Putting windows in the black box: Developing a set of diagnostic and analytical tools to support multilateral price indexes in production
Submitted to the 19th Ottawa Group meeting Poland, May 13-15, 2026
Using alternative data as a source in lower level aggregation considerably complicates the task of understanding and explaining price movements within the overall CPI. This is made even harder when the NSO applies multilateral price index methods, as data from multiple time periods is leveraged to measure price change, expanding the amount of data points and trends that must be considered. Specifically, alongside the overall price measure that could process the data as a ‘black box’, National Statistical Organizations (NSOs) need to also identify any issues with the input data that may impact the measurement (input diagnostics) and also explain the calculated index (output analytics).

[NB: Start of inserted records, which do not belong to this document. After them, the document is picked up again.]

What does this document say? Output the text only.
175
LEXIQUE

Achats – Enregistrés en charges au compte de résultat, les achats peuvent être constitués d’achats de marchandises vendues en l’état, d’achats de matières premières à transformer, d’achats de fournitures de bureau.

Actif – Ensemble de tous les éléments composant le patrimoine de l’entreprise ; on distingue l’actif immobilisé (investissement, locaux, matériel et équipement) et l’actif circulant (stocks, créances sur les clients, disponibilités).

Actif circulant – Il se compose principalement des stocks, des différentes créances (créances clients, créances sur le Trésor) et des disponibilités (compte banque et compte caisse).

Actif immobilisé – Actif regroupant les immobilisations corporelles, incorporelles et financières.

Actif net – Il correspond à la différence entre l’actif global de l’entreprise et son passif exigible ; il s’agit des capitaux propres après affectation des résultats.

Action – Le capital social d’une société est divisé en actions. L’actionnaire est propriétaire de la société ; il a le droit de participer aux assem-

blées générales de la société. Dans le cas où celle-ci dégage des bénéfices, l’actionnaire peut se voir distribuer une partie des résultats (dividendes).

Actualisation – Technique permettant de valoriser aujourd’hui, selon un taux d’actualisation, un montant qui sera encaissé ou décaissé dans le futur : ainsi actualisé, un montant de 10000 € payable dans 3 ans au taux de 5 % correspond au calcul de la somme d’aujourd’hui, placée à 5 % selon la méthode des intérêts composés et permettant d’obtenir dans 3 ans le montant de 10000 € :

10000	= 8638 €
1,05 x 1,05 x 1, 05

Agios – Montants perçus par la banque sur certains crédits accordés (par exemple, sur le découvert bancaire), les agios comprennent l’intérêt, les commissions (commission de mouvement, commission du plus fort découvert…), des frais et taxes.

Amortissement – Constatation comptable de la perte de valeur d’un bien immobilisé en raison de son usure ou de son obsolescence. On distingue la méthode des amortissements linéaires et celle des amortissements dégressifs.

This research develops and tests a set of sensible default analytic and diagnostic outputs that should play a key operational role. Specifically, it builds on earlier work on data quality testing (Guðmundsdóttir and Jónasdóttir 2016) and on foundational work in decomposition of both bilateral (Balk 2008) and multilateral methods (Webster and Tarnow-Mordi 2019) to outline a comprehensive set of analytical and diagnostic requirements. Dashboards to operationalize these requirements are then demonstrated using open benchmark datasets to support peer review and simplify adoption. The project thus outlines in an open and reproducible fashion an approach that can help NSOs easily understand and adopt analytical and diagnostic measures that would help them adopt multilateral methods in production. Developing such robust measures ensures that the NSO validates that everything is operating as it should and enables it to understand and explain the sources of inflation to support the dissemination process.